The potential casino site is on 282 acres west of Hwy. 99. It would include a 12-story hotel with 302 rooms, a convention center and a tribal festive ground. The project promises to bring thousands of jobs to the area, but also threatens to change the character of the small town.
Nancy Bennet and her husband moved to Galt from San Jose last year, looking to escape the hustle and bustle of the big city. She is one of many residents worried about how a casino would change the fabric of the community.
“They’re sticking this in our backyard and no one mentioned anything about this when we bought the home,” Bennett said.
At a meeting attended by hundreds Friday, Wilton Rancheria tribal leaders worked to convince the crowd the casino would be a benefit and not a burden.
“We see this as a community project.
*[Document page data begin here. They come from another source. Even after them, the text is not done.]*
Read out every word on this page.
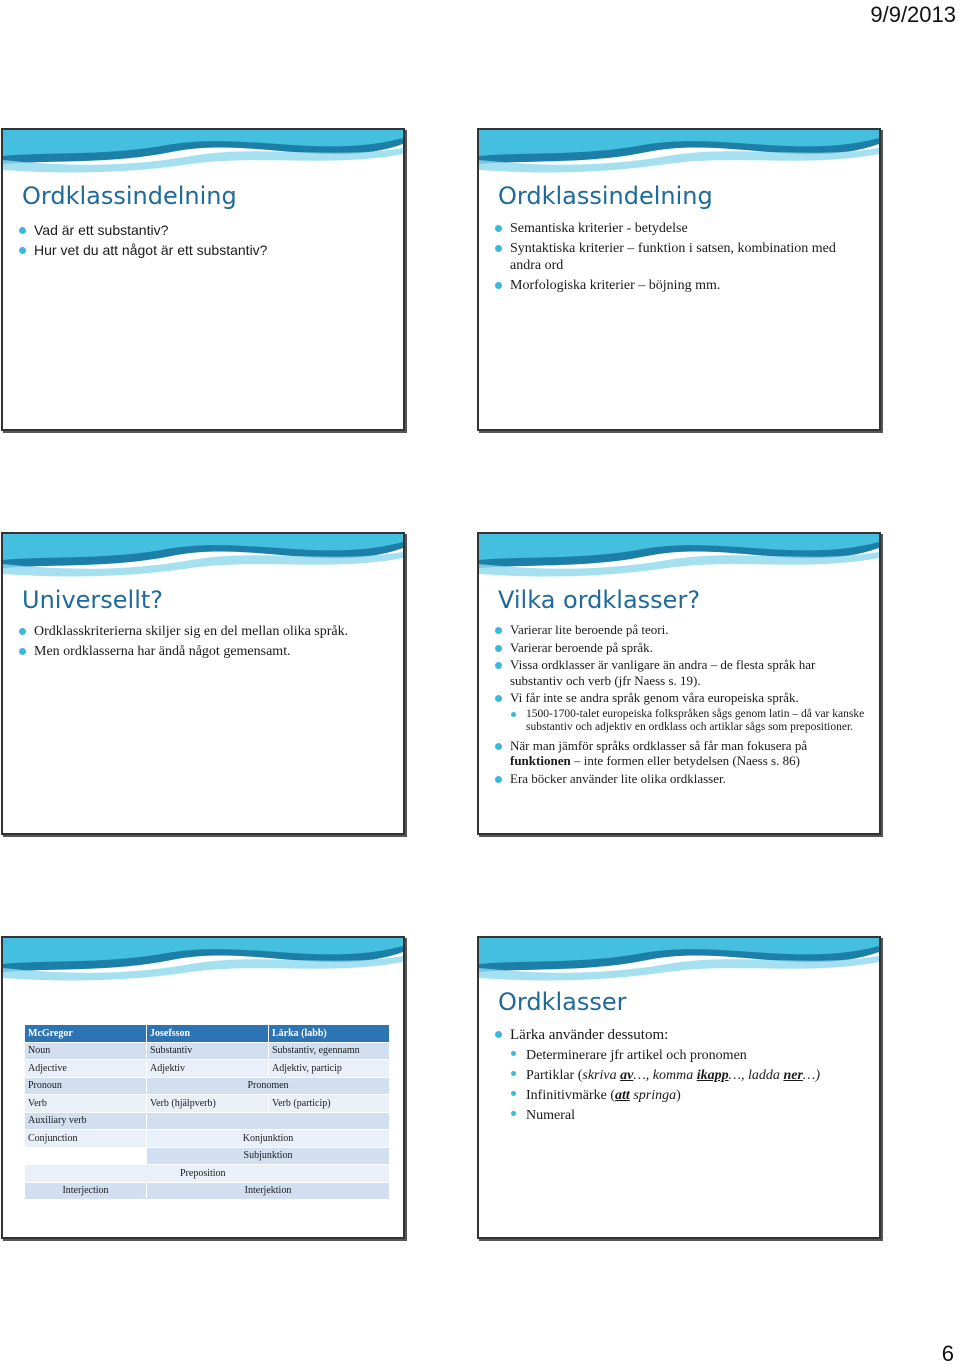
9/9/2013
Ordklassindelning
Vad är ett substantiv?
Hur vet du att något är ett substantiv?
Ordklassindelning
Semantiska kriterier - betydelse
Syntaktiska kriterier – funktion i satsen, kombination med andra ord
Morfologiska kriterier – böjning mm.
Universellt?
Ordklasskriterierna skiljer sig en del mellan olika språk.
Men ordklasserna har ändå något gemensamt.
Vilka ordklasser?
Varierar lite beroende på teori.
Varierar beroende på språk.
Vissa ordklasser är vanligare än andra – de flesta språk har substantiv och verb (jfr Naess s. 19).
Vi får inte se andra språk genom våra europeiska språk.
1500-1700-talet europeiska folkspråken sågs genom latin – då var kanske substantiv och adjektiv en ordklass och artiklar sågs som prepositioner.
När man jämför språks ordklasser så får man fokusera på funktionen – inte formen eller betydelsen (Naess s. 86)
Era böcker använder lite olika ordklasser.
McGregor	Josefsson	Lärka (labb)
Noun	Substantiv	Substantiv, egennamn
Adjective	Adjektiv	Adjektiv, particip
Pronoun	Pronomen	
Verb	Verb (hjälpverb)	Verb (particip)
Auxiliary verb		
Conjunction	Konjunktion	
	Subjunktion	
Preposition		
Interjection	Interjektion	
Ordklasser
Lärka använder dessutom:
Determinerare jfr artikel och pronomen
Partiklar (skriva av…, komma ikapp…, ladda ner…)
Infinitivmärke (att springa)
Numeral
6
We want to work together with the neighbors and the jurisdictions because this is a huge project,” Wilton Rancheria Chairman Raymond Hitchcock said. “It’s going to bring a lot of jobs, over 2,000 jobs, a lot of construction jobs and just the secondary economic benefits from that alone is going to spawn economic growth.”
The casino would provide a much needed boost for the struggling tribe, where 45 percent of its members are unemployed and experience health and social challenges.
Joaquin Tarango considers himself one of the lucky ones. He graduated from Sacramento State and is now trying to help high school-age tribe members.
“You see a lot of them coming from the reservations, rancheria, a lot of drug and alcohol, unemployment, problems within families,” Tarango said.
He supports the casino project and believes it could give the tribe’s younger generation something to feel positive about.
“It’s creating these jobs, this opportunity and it’s helping communities come back together to heal the wounds from the past,” he said.
In addition to the hotel, an environmental impact study calls for a 48,150-square-foot convention center and a tribal festive ground to be built nearby.
Tribal leaders said there are also two alternative locations being considered.
One location is in Elk Grove at the currently vacant Elk Grove Mall off Promenade Parkway. The other is in the small town of Wilton near the tribe's original reservation.
Although these are viable places, tribal leaders said they prefer the Galt site because of the easy access off Hwy. 99.
If a casino is built, hiring preference will go to Native Americans. However, with just 700 members in the Wilton Rancheria Tribe, and only 400 of the members are adults, tribal leaders said there would still be plenty of positions for local job seekers.
Ultimately, the Department of the Interior makes the final decision on whether or not to allow the casino to move forward. The tribe estimates a decision could take anywhere from two to five years.